Wednesday, July 23, 2014

The Round House by Louise Erdrich

How is it that Young Adult books like this are sitting alongside adult fiction? The storyline of Round House certainly has mature elements, but with a thriteen-year-old boy as the protagonist and hero of the story (and all the accompanying fascination with breasts and boners that come with that particular demographic) this book is soundly in the YA category. But because it was on the library shelf with other adult fiction, I kept expecting the teenage main character to grow up and conclude the story as wiser more enlightened, perhaps also more jaded, adult. But no. I'm increasingly baffled at the preponderance of teen books in mainstream reading lists. I don't get it.
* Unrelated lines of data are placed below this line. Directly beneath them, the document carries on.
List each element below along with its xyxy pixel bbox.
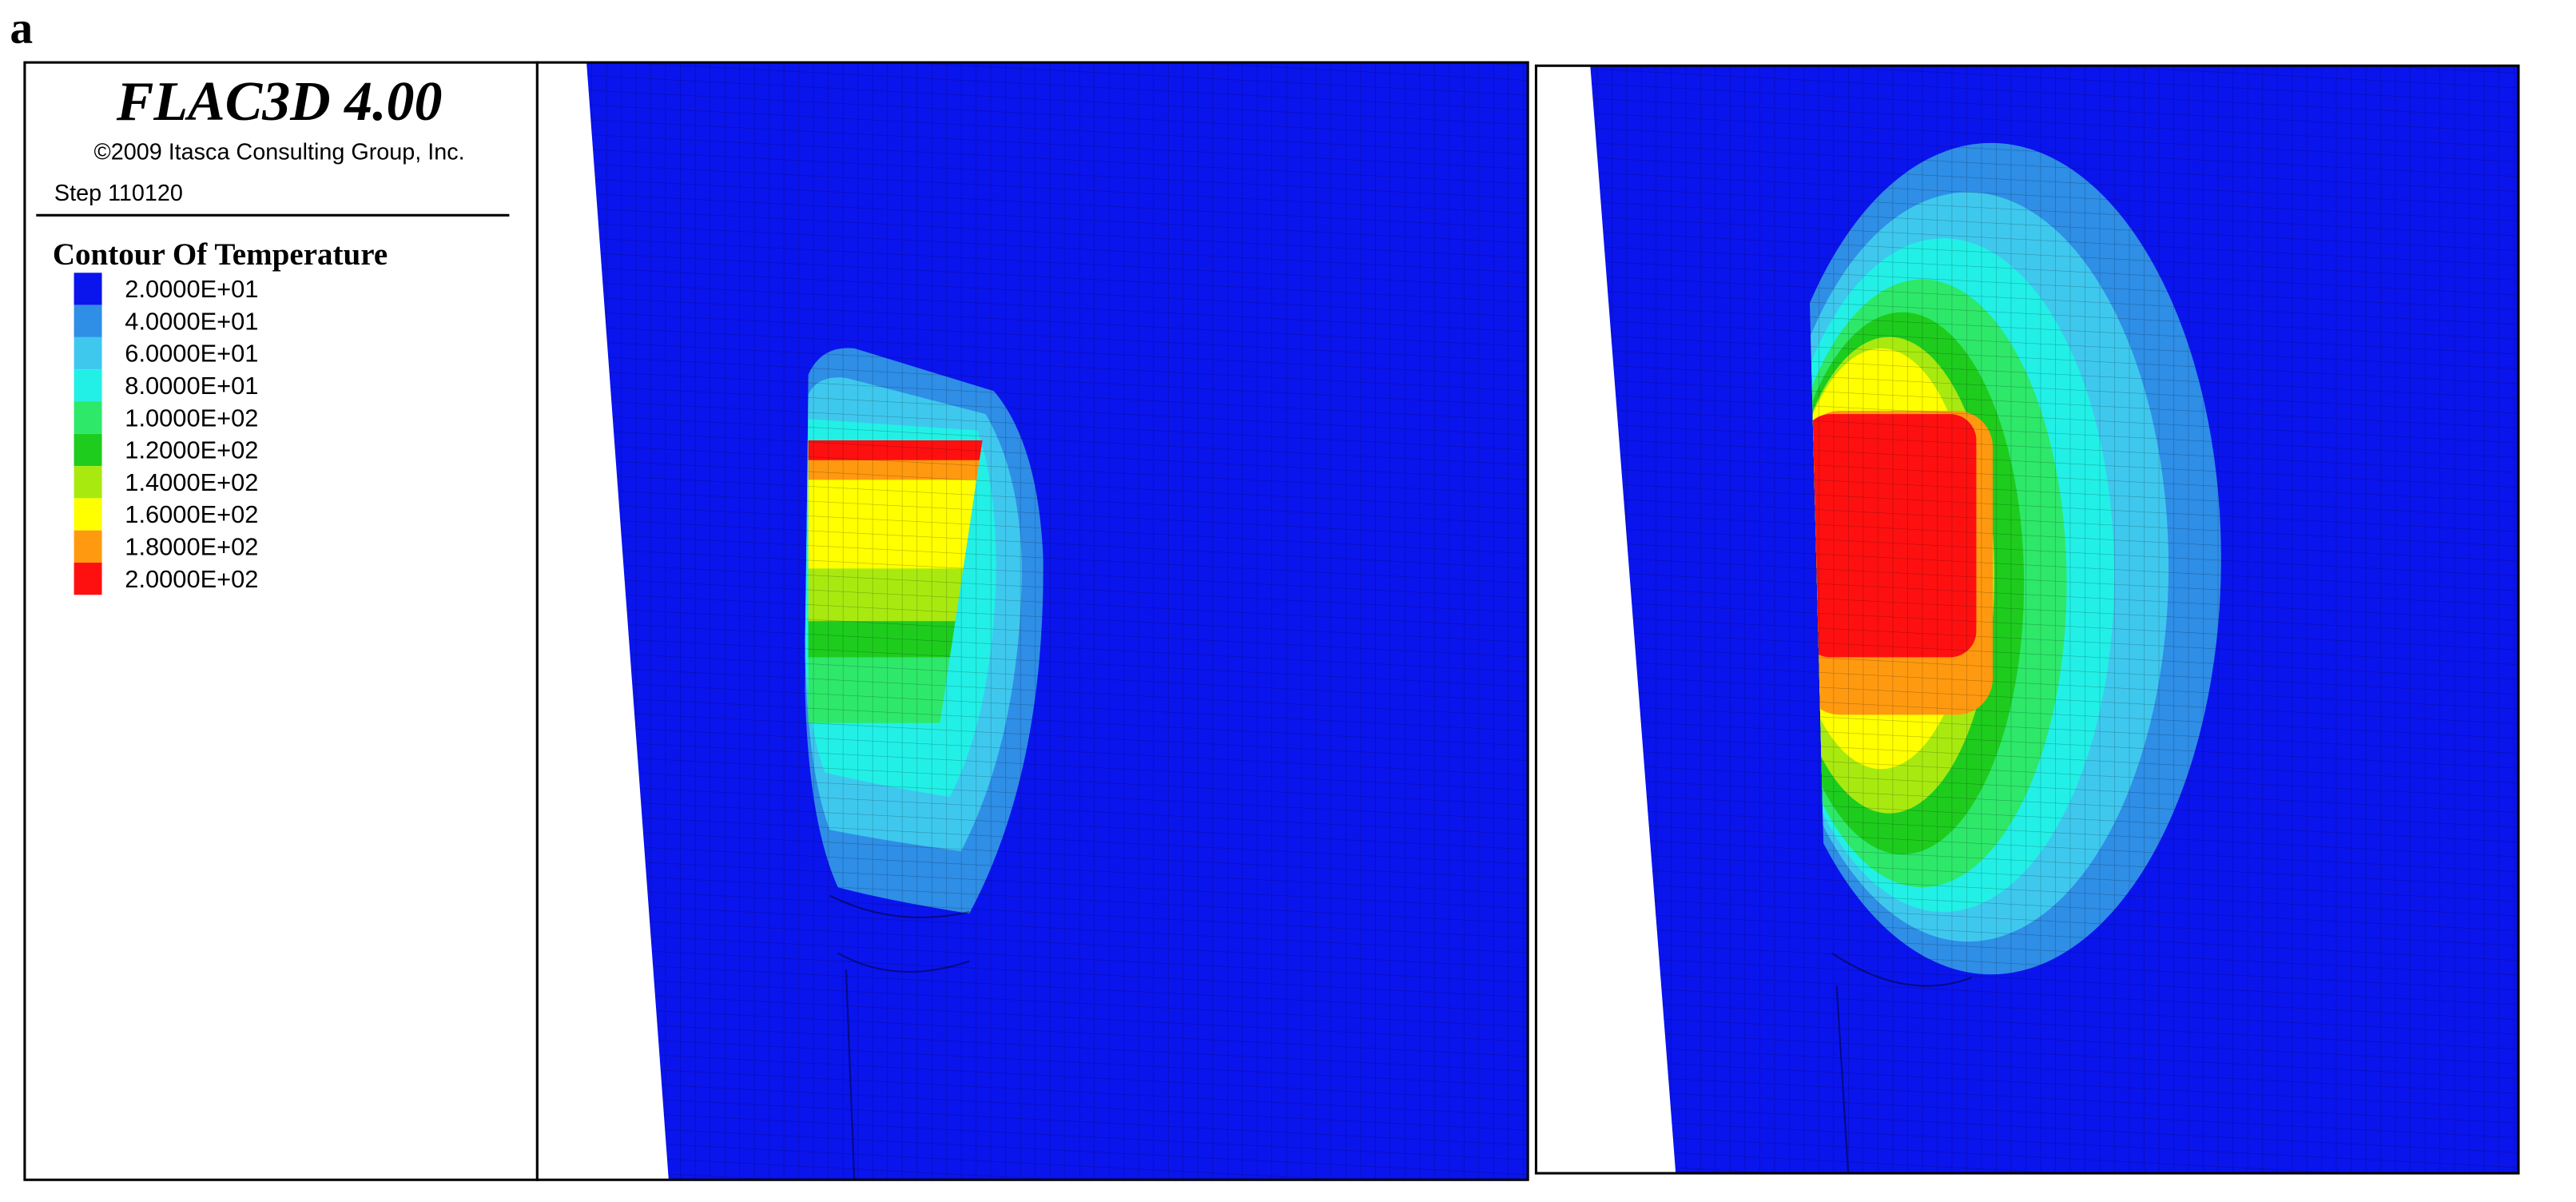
legend-swatch xyxy=(74,562,102,595)
legend-label: 1.6000E+02 xyxy=(125,500,258,528)
legend-swatch xyxy=(74,273,102,305)
model-view-1 xyxy=(537,62,1529,1180)
legend-label: 2.0000E+01 xyxy=(125,275,258,303)
model-view-2 xyxy=(1536,66,2518,1174)
legend-swatch xyxy=(74,530,102,563)
step: Step 110120 xyxy=(54,181,183,206)
legend-swatch xyxy=(74,466,102,499)
mesh xyxy=(537,62,1529,1180)
legend-swatch xyxy=(74,369,102,402)
legend-label: 1.2000E+02 xyxy=(125,436,258,464)
mesh-edge xyxy=(1831,952,1972,1174)
legend-label: 1.8000E+02 xyxy=(125,533,258,561)
legend-label: 8.0000E+01 xyxy=(125,372,258,400)
legend-swatch xyxy=(74,401,102,434)
void xyxy=(537,62,669,1180)
legend-swatch xyxy=(74,498,102,531)
legend-swatch xyxy=(74,433,102,467)
legend-swatch xyxy=(74,336,102,370)
panel-label: a xyxy=(10,2,33,53)
mesh xyxy=(1536,66,2518,1174)
legend-panel xyxy=(23,61,539,1181)
contour-title: Contour Of Temperature xyxy=(53,237,388,272)
legend-label: 6.0000E+01 xyxy=(125,340,258,368)
copyright: ©2009 Itasca Consulting Group, Inc. xyxy=(94,139,465,165)
void xyxy=(1536,66,1676,1174)
legend-label: 1.4000E+02 xyxy=(125,468,258,496)
legend-items: 2.0000E+01 4.0000E+01 6.0000E+01 8.0000E+01… xyxy=(74,273,258,595)
mesh-edge xyxy=(829,894,970,1180)
legend-label: 4.0000E+01 xyxy=(125,307,258,335)
legend-swatch xyxy=(74,304,102,337)
software-title: FLAC3D 4.00 xyxy=(116,71,443,133)
view-frame xyxy=(1534,64,2520,1175)
view-frame xyxy=(535,61,1529,1181)
legend-label: 2.0000E+02 xyxy=(125,565,258,593)
legend-label: 1.0000E+02 xyxy=(125,404,258,432)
Anyway, the story is touching and heartbreaking and compelling enough to see through to the end, but left me annoyed that it didn't go deeper.

(back cover)
In this bittersweet coming-of-age tale, Erdrich returns to the fictional setting of many of her novels, a North Dakota Ojibwe reservation. There in the spring of 1988, 13-year-old Joe's mother is raped; when efforts to bring the attacker to justice are thwarted by a labyrinth of laws applying to Indian lands, Joe considers taking action himself. Nominated for a National Book Award, the novel is another of Erdirch's haunting portraits of Native American life, tender but unsentimental and buoyed by subtle wit.

1 comment:

Pooch said...

I like Erdich's writing. Haven't read this one though.